It often feels that Ivo van Hove’s modern-dress production of Patrick Marber’s adapation of Ibsen’s classic has veered away from the original to such a degree that it is a brand new play. But of course this is just a misconception brought about because of this amazing director’s ability to turn a classic (as he also did with the brilliant A View From The Bridge) into something fresh and new. He is aided and abetted by a paired down but accurate new working of the text by the great Patrick Marber and Ruth Wilson, an actress who has made her name synonymous with nuance.
Hedda Gabler at The National is radical and so gripping that even those of us who know the play well wonder what will happen next.

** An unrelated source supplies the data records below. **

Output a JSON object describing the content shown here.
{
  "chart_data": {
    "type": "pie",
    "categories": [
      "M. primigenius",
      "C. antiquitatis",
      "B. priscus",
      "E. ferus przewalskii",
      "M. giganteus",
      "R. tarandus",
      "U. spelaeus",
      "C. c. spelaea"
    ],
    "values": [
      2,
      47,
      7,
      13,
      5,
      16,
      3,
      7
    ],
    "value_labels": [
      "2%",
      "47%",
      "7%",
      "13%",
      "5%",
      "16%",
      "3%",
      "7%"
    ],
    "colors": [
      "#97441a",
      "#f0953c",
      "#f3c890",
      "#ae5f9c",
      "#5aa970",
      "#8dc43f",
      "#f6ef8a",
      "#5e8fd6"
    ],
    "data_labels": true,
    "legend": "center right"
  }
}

Ruth Wilson is extraordinary, but no change there. She was a shining star as Stella In A Streetcar Named Desire and Anna Christie both at The Donmar and continues to ensure that The Affair on Sky Atlantic is a must see. I also remember watching her play Jane Eyre opposite Toby Stephen’s Rochester on television some years ago and thinking this is one special actress.
And now she is Hedda Gabler, a part that she has apparently shied away from playing until now. Ivo van Hove was one of the reasons for her volte-face and it is easy to see why. He is the director of the moment who manages to wiggle his way into the mindset of a playwright and squeeze something extraordinary out of his/her text.
Unlike Sheridan Smith’s more sympathetic Hedda at The Old Vic, Ruth Wilson’s version is very difficult to like. It could be all too easy to categorise her as solely evil, if it weren’t for the fact that this young actress is able to make her so much more. Unencumbered by corsets and the strictures of Victorian society, this modern Hedda’s “imprisonment” is of her own making. Holed up in a stark modern apartment on return from honeymoon to the academic, Tesman (Kyle Soller) she is incapable of getting out and doing her “own thing”. That she doesn’t love her new husband is perfectly clear (her facial expressions and body language attest to this) but this is not the elderly, domineering Tesman we’re used to seeing. Kyle Soller plays him as intense but not without humour and the only demands he seems to make are for them to become parents asap. Over her dead body! Sharing an apartment with him, let alone a bed is obviously anathema to this bored, self-absorbed, at times cruel but ultimately wretched young woman.
Hedda’s raison d’etre is to destruct. Initially it’s the buckets of flowers inhabiting the apartment that feel the brunt of her frustration; the ones that aren’t left strewn across the floor are stapled to the walls. Finally it’s herself, but not until she has cruelly destroyed the beloved manuscript of her old flame, Lovborg (Chukwudi Iwuji).
It’s telling that there are no doors to Jan Versweyveld’s high tec apartment; the characters, come and go via the auditorium. Except for Berte, the maid (Eva Magyar) and Hedda herself, for they have nowhere to go. There are visitors but they’re not particularly welcome, despite her hatred for being alone. She is complicated this one! Mrs Elvsted (Sinead Matthews) does illicit something approaching admiration. She has bravely left her husband in order to be with the reformed character, Lovborg. If only Hedda had that much courage.
Apart from the buckets of flowers, an old sofa and Hedda’s fathers’ pistols in a glass case, the only major prop on stage is an upright piano at which Hedda is slumped at the start of the play. Barefooted and dressed in a silk, clingy slip, she tinkers on the keys and cuts a solitary figure. Later, the strains of Joni Mitchell’s Blue add to the melancholic atmosphere until, finally the inevitable happens.
The entire cast is strong, although I did have trouble hearing Kate Duchene’s Aunt Juliana at the beginning of the play. But Rafe Spall as Judge Brack is especially fine. The ultimate controlling male, he exerts an unsettling power over Hedda, invading her space, goading her and even covering her with his can of tomato juice.
There are many more superlatives I could use but suffice it to say this Hedda Gabler packs a devastating punch and is a definite must see.